Of course, aesthetics produced on the margins of power are often fetishized and appropriated by cultural producers operating nearer to the center, awarded value as an “authentic” other and often, thus, stripped of the agency to self-affirm this value. A recent artist book by Blunt, “Cîroc Boyz: vol 1,” comprised exclusively of VIP nightclub receipts often running into the tens of thousands, pinpoints an uneasy awareness and complicity within this cultural bind, on the part of the institution as much as the artist – who here is profiting from whom?

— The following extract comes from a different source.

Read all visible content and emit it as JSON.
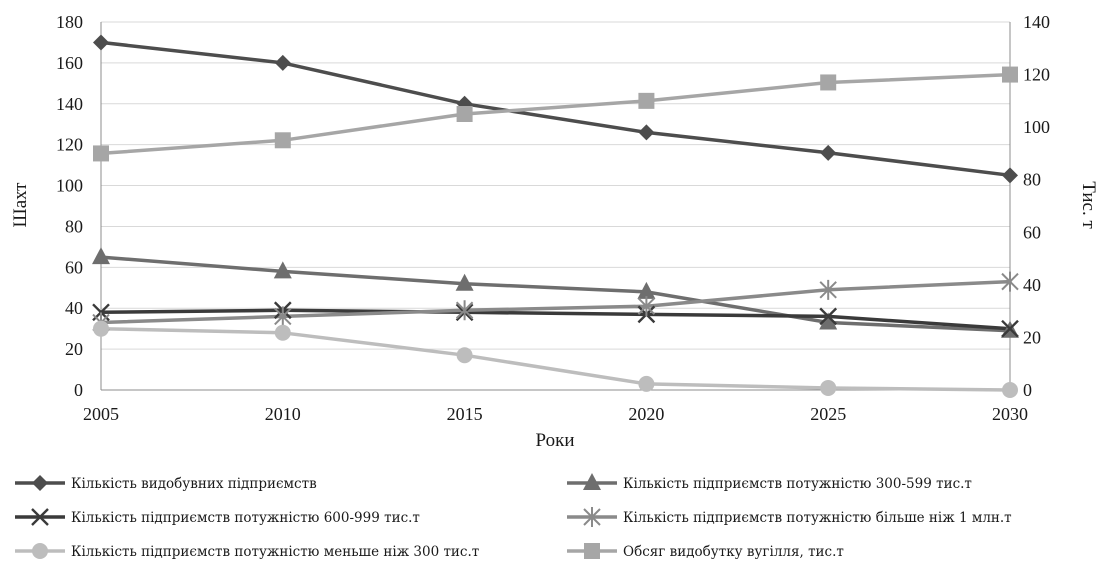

It is in historicizing rather than answering this question that Blunt’s work becomes most incisive. In one corner of the tent, easily missed, was a round, red Comic Relief (a UK charity) sticker that read “Buy British.” A recording of Craig David announcing “This makes me proud to be British” as he won the MOBO (Music of Black Origin) award for Best R&B Act in 2000 is sampled for three and a half minutes during the opening track of Dean Blunt’s latest album (released under the name Babyfather), “BBF: Hosted by DJ Escrow” (Hyperdub, 2016). Through the clouds of Blunt’s irony and evasiveness, one thing is clear: to be recognized as an artist in the UK (not least a black artist) – a state that built, and continues to establish, wealth and power upon the genocide of those it perceives as other – ignites a politics surrounding a wider institutional complicity: that of the modern conflation of identity with the nation state. This is a problem that much transcends art, and a growing list of news tragedies this year attests to the violence and instability mired in this equation. That Blunt seeds this conversation in the art world, however, provides vital opposition to a prevailing mood of globetrotting celebrated in the fair and biennale circuit: the ability to buy out of Britishness (or any nationalism) is as problematic a consumer desire as that of buying British, and is dependent upon significantly more access. A part of me can’t help but ask, not least in a grow tent in Peckham: what does a green alternative look like?

“Dean Blunt: W44VEY,” Arcadia Missa, London, May 20 – June 25, 2016.


[1]Francisco Garcia, “Reflecting on the Pranks of Dean Blunt, the Greatest Piss-Taker in British Music,”
[2]Bubblegum, a strain of marijuana.
[3]Kathy Acker, “All Girls Together,” in: The Guardian, May 3, 1997.